Hubble image of SN 1987A nebula, taken February 1994. The three red rings are locate in space as though they lie on a tilted hourglass, with the smallest ring at the narrowest point of the hourglass, and the two larger rings at either end of the hourglass. The small ring has a semi-major axis of 0.8 arc seconds (0.2 parsecs), while the larger rings have semi-major axes of 1.8 arc seconds (0.4 parsecs).[5] These rings are dense regions in the stellar wind that were ionized by ultraviolet radiation from the supernova. The supernova is the bright dot at the center of the smallest ring. All other dots are stars. Courtesy NASA and P. Challis (Harvard-Smithsonian Center for Astrophysics).
Two other atypical features of SN 1987A are clues that motivate the many theories as to why the star Sk -69° 202 exploded while it was in a blue supergiant state. The first is the unusual chemical composition of the supernova shell, and the second is the odd triple-ring remnant left by the supernova.
The chemical composition of the star Sk -69° 202 is evident in the spectrum of the supernova. At the start of a supernova, the spectrum shows the composition of the star's outer layers. The spectrum of SN 1987A showed an overabundance of nitrogen relative to oxygen and carbon as compared to the Sun, which is a signature of the CNO hydrogen fusion cycle. The appearance of this overabundance at the surface of Sk -69° 202 suggests either that the star over its lifetime had lost most of its outer hydrogen layer, revealing the layers that had experienced thermonuclear fusion, or that convection transported the products of thermonuclear fusion to the star's outer layers.[4] A companion star can cause either of these outcomes, while a rapid spin could have caused convection in Sk -69° 202.
The unusual remnant of SN 1987A consists of three rings aligned along an axis of symmetry; the typical supernova remnant is a simple shell centered on the point of the explosion. The interpretation of SN 1987A's remnant is that the axis of symmetry is aligned with either the rotation axis of the exploding star or the orbital axis of that star around a dimmer companion star. The rings themselves are regions of high gas density in the star's stellar wind that were flash-ionized by ultraviolet radiation from the supernova. The center ring is interpreted as a high-density ring in the plane of the exploding star. The remaining two rings, one below and one above the plane defined by the center ring, have a variety of interpretations. The most important aspect of the axisymmetric remnant, however, is that it supports the belief that the star Sk -69° 202 was either spinning rapidly or was orbiting a companion star.
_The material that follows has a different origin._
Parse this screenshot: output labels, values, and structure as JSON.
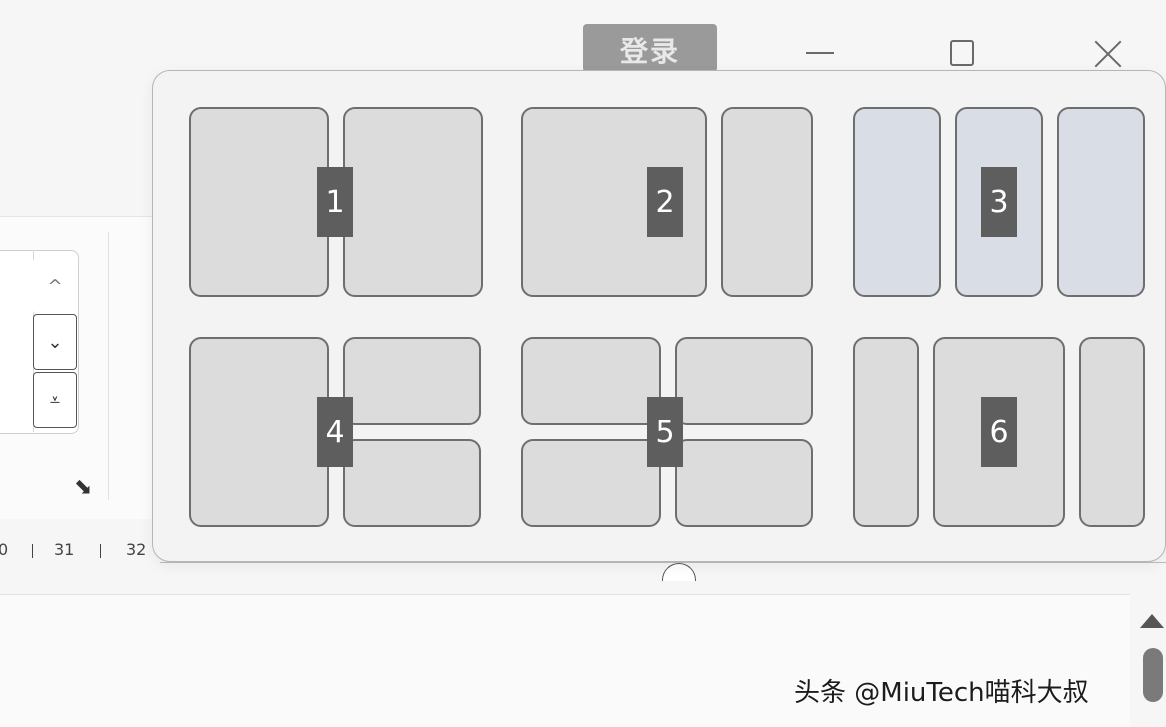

Together, the chemical composition of Sk -69° 202 and the axisymmetry of its remnant suggest that either its rapid spin or its orbit around a companion star altered the evolution of Sk -69° 202, causing it to be in a blue supergiant stage rather than a red supergiant stage when its core collapsed.
[1]Arnett, W. David, Bahcall, John N., Kirshner, Robert P., and Woosley, Stanford E. “Supernova 1987A.” Annual Review of Astronomy and Astrophysics 27 (1989): 629–700.
[2]Sanduleak, N. “Deep Objective-Prism Survey for LMC Members." Contr. Cerro-Tololo Obs. 89 (1970): 1. Available through the VizieR service.
[3]Smart, Stephen J. “Progenitors of Core Collapse Supernovae.” Annual Review of Astronomy and Astrophysics 47 (2009): 63–106.
[4]Fransson, C., Cassatella, A., Gilmozzi, R., Kirshner, R.P., Panagia, N., Sonneborn, G., and Wamsteker, W. “Narrow Ultraviolet Emission Lines from SN 1987A: Evidence for CNO Processing in the Progenitor. ” The Astrophysical Journal 336 (1 January 1989): 429–441.
[5]Burrows, Christopher, Krist, John, Hester, J. Jeff, et al. “Hubble Space Telescope Observations of the SN 1987A Triple Ring Nebula.” The Astrophysical Journal 452 (20 October 1995): 680–684.